The volunteers had a great time visiting with the families and getting involved with them. It is one thing to see how people live, but to step into to their world and to talk and share with them is another thing all together. This is where the ministry truly comes to life.

Chris Sasser
International Coordinator

Our team’s big project for this trip, besides the conferences they have been holding, has been to transform the courtyard behind Village Art craft shop into a beautiful oasis. Bringing Hope’s plan to is open a salon, or as the Ugandan’s say a “saloon,” in the room behind the craft shop.

The team has also funded the renovation of that room in preparations for the salon. This process has involved installing a door and windows, wiring it for electricity, and installing indoor plumbing. The local contractors have been great. They have jumped right in and made quick work of the process.

Our team has been quite motivated as well. The entire courtyard was completely transformed within 48 hours.  We were all amazed at how quickly it came about how nice it turned out. Village Art’s goal is to sell hot tea and soda’s to clients who come to get their hair done. Currently there aren’t any big salons nearby for ladies to get their hair done for weddings or other special occasions. Up until now, ladies have had to travel to Fort Portal, which about 45 minutes away, just to visit a salon.

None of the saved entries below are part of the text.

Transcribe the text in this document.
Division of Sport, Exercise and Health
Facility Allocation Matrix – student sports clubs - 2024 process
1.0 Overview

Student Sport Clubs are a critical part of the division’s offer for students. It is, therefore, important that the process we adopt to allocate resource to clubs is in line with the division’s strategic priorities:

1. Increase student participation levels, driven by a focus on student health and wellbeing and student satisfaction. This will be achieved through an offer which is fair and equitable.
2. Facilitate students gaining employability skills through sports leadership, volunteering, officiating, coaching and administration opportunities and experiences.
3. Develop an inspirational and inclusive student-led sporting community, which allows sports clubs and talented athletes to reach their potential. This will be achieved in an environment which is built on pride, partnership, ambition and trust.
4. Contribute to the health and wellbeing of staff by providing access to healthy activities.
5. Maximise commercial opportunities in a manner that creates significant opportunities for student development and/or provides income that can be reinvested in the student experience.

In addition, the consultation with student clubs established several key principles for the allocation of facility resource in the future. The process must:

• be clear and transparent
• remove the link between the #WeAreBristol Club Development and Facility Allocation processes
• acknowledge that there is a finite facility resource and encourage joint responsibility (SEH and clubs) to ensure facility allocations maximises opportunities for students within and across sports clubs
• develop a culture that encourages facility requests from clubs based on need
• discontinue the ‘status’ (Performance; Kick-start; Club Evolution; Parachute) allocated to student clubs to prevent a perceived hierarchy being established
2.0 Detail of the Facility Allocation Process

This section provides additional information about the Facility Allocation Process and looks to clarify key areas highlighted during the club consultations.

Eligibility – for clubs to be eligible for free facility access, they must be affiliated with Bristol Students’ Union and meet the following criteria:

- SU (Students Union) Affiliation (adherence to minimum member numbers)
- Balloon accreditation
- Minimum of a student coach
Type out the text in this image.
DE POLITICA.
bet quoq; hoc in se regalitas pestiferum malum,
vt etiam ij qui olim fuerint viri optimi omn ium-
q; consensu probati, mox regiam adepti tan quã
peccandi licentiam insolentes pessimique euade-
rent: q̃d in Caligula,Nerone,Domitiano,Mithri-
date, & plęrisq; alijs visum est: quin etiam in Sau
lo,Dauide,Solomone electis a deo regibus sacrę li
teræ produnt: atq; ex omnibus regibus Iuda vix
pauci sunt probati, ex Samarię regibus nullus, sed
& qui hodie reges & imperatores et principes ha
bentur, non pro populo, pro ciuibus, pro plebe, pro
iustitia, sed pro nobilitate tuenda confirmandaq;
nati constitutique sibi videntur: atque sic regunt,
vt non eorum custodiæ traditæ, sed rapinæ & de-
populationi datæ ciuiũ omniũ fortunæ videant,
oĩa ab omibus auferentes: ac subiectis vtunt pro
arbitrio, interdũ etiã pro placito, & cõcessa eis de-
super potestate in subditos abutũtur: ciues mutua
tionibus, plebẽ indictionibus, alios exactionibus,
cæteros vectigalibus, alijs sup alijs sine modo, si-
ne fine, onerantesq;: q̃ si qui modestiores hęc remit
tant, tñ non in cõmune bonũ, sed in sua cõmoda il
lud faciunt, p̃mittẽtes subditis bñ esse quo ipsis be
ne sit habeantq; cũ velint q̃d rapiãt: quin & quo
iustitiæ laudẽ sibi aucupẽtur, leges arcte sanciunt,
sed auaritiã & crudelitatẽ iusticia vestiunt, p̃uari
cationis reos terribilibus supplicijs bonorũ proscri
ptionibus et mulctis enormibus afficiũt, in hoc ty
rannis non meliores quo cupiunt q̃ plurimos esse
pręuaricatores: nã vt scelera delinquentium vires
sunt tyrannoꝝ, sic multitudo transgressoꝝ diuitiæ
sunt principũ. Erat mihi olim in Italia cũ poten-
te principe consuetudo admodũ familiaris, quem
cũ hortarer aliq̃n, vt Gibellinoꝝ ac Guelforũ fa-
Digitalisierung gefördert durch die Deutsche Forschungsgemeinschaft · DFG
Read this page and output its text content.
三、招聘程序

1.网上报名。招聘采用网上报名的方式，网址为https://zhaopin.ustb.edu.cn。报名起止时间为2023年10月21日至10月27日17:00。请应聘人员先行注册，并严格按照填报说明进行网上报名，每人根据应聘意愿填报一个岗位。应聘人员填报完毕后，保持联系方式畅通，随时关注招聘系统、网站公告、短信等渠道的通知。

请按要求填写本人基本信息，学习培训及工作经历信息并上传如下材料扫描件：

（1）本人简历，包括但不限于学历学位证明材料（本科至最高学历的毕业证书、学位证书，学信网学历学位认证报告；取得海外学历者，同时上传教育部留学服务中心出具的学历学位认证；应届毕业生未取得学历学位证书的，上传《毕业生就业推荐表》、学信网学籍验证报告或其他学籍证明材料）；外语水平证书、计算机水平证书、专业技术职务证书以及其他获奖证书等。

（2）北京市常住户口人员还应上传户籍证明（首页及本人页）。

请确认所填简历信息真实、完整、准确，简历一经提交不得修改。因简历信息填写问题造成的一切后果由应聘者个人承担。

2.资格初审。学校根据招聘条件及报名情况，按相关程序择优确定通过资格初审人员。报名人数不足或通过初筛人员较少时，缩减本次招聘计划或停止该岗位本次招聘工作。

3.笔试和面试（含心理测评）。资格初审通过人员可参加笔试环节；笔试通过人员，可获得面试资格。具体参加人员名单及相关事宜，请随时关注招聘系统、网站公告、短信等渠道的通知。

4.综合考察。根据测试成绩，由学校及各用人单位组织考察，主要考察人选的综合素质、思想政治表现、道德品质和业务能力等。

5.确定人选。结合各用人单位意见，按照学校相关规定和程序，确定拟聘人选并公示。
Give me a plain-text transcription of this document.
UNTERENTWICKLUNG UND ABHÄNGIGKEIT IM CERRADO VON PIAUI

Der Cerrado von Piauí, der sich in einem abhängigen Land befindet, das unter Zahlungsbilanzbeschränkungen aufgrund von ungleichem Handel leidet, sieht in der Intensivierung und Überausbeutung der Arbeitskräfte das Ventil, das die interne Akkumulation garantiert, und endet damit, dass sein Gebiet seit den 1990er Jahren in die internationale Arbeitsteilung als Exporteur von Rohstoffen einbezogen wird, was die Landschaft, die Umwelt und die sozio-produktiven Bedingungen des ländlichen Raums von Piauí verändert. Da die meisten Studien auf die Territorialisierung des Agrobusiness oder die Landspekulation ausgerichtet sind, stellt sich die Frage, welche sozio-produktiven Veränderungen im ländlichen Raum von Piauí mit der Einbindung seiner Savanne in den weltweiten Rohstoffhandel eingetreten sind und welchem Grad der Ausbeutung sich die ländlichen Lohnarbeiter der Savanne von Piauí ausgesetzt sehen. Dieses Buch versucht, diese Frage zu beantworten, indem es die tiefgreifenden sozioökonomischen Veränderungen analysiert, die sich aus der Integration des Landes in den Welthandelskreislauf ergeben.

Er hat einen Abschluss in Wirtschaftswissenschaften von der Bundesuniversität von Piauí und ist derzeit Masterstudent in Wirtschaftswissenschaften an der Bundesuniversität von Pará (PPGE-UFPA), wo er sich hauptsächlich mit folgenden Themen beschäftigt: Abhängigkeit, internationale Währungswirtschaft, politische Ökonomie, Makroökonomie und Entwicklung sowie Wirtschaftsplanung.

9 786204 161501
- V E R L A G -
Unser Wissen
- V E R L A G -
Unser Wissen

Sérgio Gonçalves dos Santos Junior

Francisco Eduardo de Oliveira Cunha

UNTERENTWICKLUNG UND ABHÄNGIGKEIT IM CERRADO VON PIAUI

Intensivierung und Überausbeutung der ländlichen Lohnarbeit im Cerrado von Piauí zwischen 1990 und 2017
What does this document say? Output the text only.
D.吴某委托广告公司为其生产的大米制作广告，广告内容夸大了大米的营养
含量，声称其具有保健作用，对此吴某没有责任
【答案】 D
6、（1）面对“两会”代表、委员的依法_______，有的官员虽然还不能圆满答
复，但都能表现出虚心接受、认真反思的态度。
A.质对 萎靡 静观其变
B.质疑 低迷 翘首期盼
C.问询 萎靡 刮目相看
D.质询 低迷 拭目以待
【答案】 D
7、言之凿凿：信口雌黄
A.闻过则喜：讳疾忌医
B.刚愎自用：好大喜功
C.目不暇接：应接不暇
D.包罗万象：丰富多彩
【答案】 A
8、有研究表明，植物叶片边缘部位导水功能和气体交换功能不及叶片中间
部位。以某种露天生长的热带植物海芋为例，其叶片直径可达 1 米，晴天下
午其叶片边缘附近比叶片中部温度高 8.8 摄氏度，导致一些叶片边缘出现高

The new courtyard is already gaining the attention of many people around town. There has never been a shop like this around here before. Now, obviously a good bit of money has been put into this project, but everything has been done with local materials. We hope that this will inspire others to try new things, take pride in what they have, and try to present it in the best way they can.

I want to thank our team and many of Bringing Hope’s staff for their hard work in making this project come to pass so quickly.

-Chris Sasser
International Coordinator

As day 2 of the marriage conference in Katooke gets under way I thought I would share a little about it. In the past, our friends Paul and Teri have hosted these conferences in Kaihura, but this time Bringing Hope to the Family decided to share this much needed information with the people of Katooke. Because of the distance, most people in Katooke have not been able to attend the conferences in Kaihura.

In these marriage conferences Paul and Teri discuss many topics that are vitally needed here. Topics can vary from why a couple should get legally married to how to properly love your spouse, but they also have to deal with things like polygamy in this area. Technically, polygamy is no longer legal in Uganda, but in village settings it is still practiced by many people. Also, Uganda is a very male dominated society, especially in rural areas. Thus, the topic of being unselfish and putting your spouse’s needs first needs to be addressed.

The conference began yesterday in normal Ugandan fashion with about ten people, but by lunch there were over seventy, and by the end of the day there were over ninety people in attendance. This morning we already have a large crowd. Having enjoyed yesterday’s message and a nice lunch, the people that attended yesterday quickly returned for more. The second day usually draws in more people due to word of mouth. We are expecting well over 100 people to attend today.

This is Paul and Teri’s third trip in three years to Uganda. They have a true heart for the people of Uganda and a desire to help them with their marriages.